Artaxoës avait une arrière-petite-fille qu’il chérissait plus que tout, Kaléna. C’était une enfant brillante et le pouvoir des anciens coulait dans ses veines. Elle ne pouvait toutefois se résoudre à accepter cette guerre comme une fatalité et exécrait la violence. C’est dans le chant, les anciens poèmes et la musique qu’elle trouvait la paix. Elle se rendait souvent à une cascade dans les bois et après avoir nagé un peu se reposait sur les rives d’un bassin en fredonnant des airs mélancoliques. C’est au cours de l’une de ses excursions dans les bois qu’elle tomba sur un jeune homme, Seleb Kaal. Seleb était un jeune éclaireur des troupes des réfugiés qui avait entendu à plusieurs reprises les chants de Kaléna et s’approchait à portée pour les entendre distinctement mais en prenant toutefois garde de ne pas se montrer… jusqu’à ce jour où enivré par les syllabes de Kaléna, il négligea son camouflage.

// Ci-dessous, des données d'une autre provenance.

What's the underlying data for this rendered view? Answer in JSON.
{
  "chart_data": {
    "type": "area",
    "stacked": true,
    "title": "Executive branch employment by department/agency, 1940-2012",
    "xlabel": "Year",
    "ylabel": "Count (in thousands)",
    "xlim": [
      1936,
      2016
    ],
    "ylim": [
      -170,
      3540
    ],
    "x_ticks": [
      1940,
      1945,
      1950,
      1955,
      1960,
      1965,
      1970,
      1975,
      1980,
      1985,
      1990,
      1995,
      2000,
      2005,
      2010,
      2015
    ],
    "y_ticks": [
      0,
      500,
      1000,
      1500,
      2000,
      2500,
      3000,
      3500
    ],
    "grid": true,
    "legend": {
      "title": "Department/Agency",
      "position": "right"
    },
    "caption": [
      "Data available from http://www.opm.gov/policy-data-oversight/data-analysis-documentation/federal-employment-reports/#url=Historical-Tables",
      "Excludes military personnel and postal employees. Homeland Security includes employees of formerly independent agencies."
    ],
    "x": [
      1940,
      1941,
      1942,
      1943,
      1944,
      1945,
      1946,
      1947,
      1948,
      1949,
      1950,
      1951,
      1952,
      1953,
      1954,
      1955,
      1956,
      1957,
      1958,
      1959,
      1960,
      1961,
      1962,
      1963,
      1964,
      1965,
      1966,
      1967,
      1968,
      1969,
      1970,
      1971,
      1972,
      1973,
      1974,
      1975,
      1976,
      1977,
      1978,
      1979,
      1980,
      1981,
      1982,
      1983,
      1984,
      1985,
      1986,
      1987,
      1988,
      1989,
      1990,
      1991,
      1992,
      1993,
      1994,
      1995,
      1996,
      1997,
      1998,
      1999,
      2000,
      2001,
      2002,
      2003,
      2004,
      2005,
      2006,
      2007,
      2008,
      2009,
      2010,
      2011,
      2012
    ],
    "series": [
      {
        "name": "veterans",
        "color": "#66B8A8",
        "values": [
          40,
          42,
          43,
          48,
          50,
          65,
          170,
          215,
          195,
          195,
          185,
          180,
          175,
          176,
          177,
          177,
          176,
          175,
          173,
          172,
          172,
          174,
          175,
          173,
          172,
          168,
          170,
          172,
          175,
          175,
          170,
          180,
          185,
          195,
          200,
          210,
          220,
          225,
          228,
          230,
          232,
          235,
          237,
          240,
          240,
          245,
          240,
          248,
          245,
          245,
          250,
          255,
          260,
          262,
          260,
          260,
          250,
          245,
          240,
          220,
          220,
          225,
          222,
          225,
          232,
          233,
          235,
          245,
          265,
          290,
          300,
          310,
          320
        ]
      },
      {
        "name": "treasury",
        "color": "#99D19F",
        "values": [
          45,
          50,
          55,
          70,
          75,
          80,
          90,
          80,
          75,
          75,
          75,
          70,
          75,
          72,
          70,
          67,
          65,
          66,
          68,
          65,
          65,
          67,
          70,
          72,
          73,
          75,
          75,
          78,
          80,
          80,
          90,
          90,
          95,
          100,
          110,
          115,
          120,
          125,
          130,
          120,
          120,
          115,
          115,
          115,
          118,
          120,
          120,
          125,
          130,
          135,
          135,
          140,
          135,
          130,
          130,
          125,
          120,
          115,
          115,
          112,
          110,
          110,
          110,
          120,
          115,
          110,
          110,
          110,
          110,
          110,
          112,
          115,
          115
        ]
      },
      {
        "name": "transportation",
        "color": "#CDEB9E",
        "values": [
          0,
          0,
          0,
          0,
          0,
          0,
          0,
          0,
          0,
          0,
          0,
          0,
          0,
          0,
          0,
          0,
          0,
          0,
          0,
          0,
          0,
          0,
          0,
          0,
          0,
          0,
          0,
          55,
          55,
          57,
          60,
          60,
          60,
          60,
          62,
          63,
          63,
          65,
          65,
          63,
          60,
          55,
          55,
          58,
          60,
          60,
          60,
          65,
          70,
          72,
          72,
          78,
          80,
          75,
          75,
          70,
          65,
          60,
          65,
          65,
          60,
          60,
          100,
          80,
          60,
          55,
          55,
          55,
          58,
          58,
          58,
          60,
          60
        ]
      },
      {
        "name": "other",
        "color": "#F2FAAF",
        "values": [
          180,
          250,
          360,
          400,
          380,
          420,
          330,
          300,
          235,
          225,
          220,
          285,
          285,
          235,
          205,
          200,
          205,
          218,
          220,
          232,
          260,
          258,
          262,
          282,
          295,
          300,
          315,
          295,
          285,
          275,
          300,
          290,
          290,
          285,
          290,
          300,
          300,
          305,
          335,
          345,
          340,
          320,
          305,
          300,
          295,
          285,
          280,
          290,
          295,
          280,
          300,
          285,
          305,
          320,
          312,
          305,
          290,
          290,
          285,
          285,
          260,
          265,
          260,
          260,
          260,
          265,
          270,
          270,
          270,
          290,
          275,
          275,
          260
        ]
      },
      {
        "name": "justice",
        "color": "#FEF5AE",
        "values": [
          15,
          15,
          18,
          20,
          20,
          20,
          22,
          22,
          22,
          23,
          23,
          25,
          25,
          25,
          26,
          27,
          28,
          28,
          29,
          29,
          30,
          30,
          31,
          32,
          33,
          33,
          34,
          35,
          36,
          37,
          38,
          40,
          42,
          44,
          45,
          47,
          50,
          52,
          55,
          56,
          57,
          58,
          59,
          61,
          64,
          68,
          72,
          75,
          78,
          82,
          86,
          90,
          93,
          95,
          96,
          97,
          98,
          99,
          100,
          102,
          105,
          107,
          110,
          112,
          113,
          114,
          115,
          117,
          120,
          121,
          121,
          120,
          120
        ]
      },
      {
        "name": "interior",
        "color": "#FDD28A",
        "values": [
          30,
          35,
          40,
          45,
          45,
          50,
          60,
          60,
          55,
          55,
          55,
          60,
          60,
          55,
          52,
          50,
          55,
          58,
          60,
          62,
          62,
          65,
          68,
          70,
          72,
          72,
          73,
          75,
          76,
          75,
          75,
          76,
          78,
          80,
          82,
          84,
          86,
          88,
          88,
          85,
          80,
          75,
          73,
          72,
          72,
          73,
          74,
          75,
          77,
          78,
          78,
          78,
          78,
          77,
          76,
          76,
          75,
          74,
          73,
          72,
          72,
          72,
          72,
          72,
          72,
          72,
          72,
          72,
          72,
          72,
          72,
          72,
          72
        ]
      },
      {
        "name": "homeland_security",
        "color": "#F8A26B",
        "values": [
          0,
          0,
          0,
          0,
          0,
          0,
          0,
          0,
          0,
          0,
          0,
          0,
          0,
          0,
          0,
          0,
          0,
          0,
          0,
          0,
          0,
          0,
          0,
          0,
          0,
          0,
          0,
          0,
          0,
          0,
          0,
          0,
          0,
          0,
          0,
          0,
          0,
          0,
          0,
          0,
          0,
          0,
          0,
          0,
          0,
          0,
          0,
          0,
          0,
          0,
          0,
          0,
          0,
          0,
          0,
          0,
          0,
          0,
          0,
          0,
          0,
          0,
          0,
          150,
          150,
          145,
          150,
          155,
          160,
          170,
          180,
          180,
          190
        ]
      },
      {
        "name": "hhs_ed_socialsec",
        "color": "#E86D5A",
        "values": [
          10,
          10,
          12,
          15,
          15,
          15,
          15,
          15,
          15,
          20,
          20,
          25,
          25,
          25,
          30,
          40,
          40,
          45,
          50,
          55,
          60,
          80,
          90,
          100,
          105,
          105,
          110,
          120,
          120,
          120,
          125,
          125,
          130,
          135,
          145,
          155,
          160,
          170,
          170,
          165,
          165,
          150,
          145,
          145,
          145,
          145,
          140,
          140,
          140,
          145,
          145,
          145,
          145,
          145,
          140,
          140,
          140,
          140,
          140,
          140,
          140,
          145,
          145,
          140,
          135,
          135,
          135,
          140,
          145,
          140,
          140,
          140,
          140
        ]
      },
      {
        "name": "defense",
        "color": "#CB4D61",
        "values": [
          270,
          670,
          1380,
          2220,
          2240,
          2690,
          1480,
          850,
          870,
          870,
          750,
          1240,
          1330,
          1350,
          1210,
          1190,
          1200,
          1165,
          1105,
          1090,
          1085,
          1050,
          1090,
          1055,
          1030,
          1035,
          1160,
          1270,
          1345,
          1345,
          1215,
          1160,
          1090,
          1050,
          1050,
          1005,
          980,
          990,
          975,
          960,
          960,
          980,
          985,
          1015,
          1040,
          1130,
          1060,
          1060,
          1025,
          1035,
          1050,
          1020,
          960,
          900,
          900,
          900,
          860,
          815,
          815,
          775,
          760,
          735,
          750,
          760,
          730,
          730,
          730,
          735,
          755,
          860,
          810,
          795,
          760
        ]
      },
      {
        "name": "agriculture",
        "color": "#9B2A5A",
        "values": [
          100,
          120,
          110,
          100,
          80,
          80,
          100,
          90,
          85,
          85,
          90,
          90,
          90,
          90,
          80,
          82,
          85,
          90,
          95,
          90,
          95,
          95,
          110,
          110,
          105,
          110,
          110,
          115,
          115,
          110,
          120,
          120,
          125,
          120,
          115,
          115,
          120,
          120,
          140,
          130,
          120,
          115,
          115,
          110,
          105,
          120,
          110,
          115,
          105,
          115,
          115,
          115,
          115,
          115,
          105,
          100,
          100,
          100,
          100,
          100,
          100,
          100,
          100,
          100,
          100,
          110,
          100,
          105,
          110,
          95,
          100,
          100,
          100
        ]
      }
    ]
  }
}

Les deux furent très effrayés au début, mais plus curieux encore et ils se retrouvèrent ainsi souvent… nouant une relation passionnée.
Seleb proposa un jour à Kaléna de l’emmener chez lui pour lui faire découvrir son peuple, lui montrer comment il vivait, ce qu’elle fit, découvrant avec intérêt comment vivaient ses ennemis si redoutés.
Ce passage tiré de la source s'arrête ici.